Я наблюдала все это, а вернее, всем этим жила, задирая нос оттого, что меня сделали вроде бы секретарем отряда: я должна была печатать под отцовскую диктовку служебную записку, содержащую вечерний маршрут, и относить ее в мэрию. Эта, пусть малая роль, занимала меня в такой же мере, как папина деятельность немного отвлекала его от более мрачных дум. Впрочем, снявшее остроту лекарство не спасало положения в целом, и оно с каждым днем становилось тревожнее, отношения — все натянутее, участились сцены. А мне приходилось, чтобы избегать их, чтобы не видеть, как мой ласковый любитель одиночества превращается в кусок льда, а моя чмокалка-матушка — в фурию, чтобы не слышать, как Жюльена нашептывает мерзкие свои советы, уходить на полдня, с молчаливого согласия родителей, которые наверняка и сами хотели поберечь меня, считая в шестнадцать (с половиной) лет уже взрослой, и вполне доверяли мне, поскольку я редко заворачивала в лес. Обернув вокруг шеи красный шерстяной шарф, до конца подняв молнию на куртке, сунув ноги в черные резиновые сапоги, я носилась по зарослям терновника и просекам, перелезала через изгороди, решетки, плетни. Иногда я бродила одна, часто — с мосье Омом, который десять минут занимался со мной английским, а остальное время изливал душу. Матушка не склонна была отпускать меня вечером, но ее все чаще не бывало дома, так что я была вольна поступать, как мне вздумается, и вот Сова мало-помалу все больше привыкала к ночным прогулкам, естественно, не в одиночестве — я не настолько храбра, — а всегда в сопровождении мосье Ома или отца, когда его обходы затягивались допоздна.

* * *

А обходы эти не давали никакого результата. Правда, не обходилось без комических случаев. Как-то вечером группа Вентье — Блак не меньше лье шла следом за двумя подозрительными ночными шатунами, один из которых в конце концов обернулся и крикнул: «Да не топайте вы так, в жизни никого не поймаете!», а другая заливисто расхохоталась. Это были мосье Ом и я — мы с ним вот уже битый час веселились от души.
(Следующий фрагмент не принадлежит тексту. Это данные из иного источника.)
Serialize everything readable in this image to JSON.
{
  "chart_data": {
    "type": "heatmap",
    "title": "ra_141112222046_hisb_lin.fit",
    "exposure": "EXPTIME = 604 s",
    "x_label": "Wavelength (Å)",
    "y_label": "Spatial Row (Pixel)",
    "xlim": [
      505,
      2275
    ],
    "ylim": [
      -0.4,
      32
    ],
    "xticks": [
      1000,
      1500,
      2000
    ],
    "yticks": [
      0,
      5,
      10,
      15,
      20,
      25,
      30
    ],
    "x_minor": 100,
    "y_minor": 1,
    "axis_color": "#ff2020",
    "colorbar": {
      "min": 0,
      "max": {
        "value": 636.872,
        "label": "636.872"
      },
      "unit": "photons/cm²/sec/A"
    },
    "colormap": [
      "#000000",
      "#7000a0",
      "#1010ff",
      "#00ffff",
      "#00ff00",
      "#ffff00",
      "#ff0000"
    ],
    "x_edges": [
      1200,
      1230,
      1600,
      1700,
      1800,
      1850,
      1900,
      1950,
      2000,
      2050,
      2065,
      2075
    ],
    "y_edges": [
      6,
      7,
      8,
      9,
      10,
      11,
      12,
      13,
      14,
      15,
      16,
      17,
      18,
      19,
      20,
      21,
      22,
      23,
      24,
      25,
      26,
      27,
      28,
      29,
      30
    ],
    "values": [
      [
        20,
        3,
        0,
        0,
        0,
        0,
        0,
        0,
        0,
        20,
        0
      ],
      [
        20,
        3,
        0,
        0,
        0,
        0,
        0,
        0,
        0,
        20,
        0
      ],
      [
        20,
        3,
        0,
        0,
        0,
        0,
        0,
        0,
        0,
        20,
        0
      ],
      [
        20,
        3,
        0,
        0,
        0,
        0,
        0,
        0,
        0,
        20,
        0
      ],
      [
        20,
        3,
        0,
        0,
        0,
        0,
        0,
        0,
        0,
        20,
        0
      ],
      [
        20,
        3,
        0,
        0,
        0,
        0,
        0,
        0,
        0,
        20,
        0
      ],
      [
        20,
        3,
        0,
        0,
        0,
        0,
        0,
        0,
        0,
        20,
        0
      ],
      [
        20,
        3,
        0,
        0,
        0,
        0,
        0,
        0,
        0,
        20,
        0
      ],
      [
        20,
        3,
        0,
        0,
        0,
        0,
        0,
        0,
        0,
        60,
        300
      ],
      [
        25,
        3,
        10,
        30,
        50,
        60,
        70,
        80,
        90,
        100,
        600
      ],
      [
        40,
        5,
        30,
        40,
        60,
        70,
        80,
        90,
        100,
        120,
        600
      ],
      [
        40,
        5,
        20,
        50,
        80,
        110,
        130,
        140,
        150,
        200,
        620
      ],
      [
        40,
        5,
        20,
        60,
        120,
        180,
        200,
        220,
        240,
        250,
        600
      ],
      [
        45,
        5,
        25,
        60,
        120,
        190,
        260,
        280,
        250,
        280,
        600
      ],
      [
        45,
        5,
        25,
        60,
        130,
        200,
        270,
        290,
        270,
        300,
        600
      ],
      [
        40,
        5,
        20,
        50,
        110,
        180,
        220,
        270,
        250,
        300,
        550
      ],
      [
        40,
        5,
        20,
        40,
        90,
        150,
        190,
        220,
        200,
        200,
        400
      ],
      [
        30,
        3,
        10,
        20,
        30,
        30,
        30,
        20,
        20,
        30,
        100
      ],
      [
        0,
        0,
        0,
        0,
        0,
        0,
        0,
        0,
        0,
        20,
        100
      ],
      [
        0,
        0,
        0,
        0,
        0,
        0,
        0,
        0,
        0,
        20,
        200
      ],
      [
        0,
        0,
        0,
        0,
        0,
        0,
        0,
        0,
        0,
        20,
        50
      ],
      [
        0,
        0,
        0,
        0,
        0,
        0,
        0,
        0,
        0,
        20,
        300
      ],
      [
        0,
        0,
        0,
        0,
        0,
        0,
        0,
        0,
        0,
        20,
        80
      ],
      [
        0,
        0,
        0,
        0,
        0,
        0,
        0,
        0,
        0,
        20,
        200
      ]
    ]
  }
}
А в другой вечер — я очень жалею, что пропустила такой спектакль, — у перекрестка дорог на Кормье и на Канде Дагут и Келине, выйдя впервые в обход, наткнулись на жандармов, притаившихся за изгородью (карауля велосипедистов, ездящих без номера и света, куда больше, чем поджигателя). Представители двух станов, распластавшись по обе стороны откоса, целых две минуты обменивались яростными возгласами «Стой!», после чего наконец распознали друг друга и отправились пропустить по бокальчику розового в кафе Беланду, которое еще не было закрыто.

XV

Все листья да листья. Я научилась различать их, просто ступая по ним, даже не видя в темноте. Листья дуба — в набухших прожилках, листья тополя и березы — плоские и хрупкие, их бояться нечего. А вот листья каштана, которые сворачиваются жгутом, и листья платана, почти не поддающиеся гниению и издающие, едва до них дотронешься, треск, позволяют вам передвигаться так же бесшумно, как если бы вы нашили себе вместо пуговиц погремушки. Вечно эта мглистая сырость, поднимающаяся с земли, совсем не похожая на настоящий туман — тот опускается сверху и бесформенными языками расползается всюду. Вечно висит эта густая мгла — тут плотная, как пюре, там, подальше, легкая, словно тюль, а там и вовсе исчезающая, или вот ее вдруг прорвали легко, будто невзначай, по чьей-то минутной прихоти, и она превратилась тут — в витые колонны, там — в лохмотья призрака, здесь — в клочья ваты. Попробуйте кого-нибудь узнайте, попробуйте заметьте хотя бы чье-то присутствие, когда все вокруг движется, рвется, растягивается зыбкими белыми сгустками, когда месяц, утонувший в своем тройном ореоле, старательно довершает неразбериху, вытягивая по земле длинные черные тени!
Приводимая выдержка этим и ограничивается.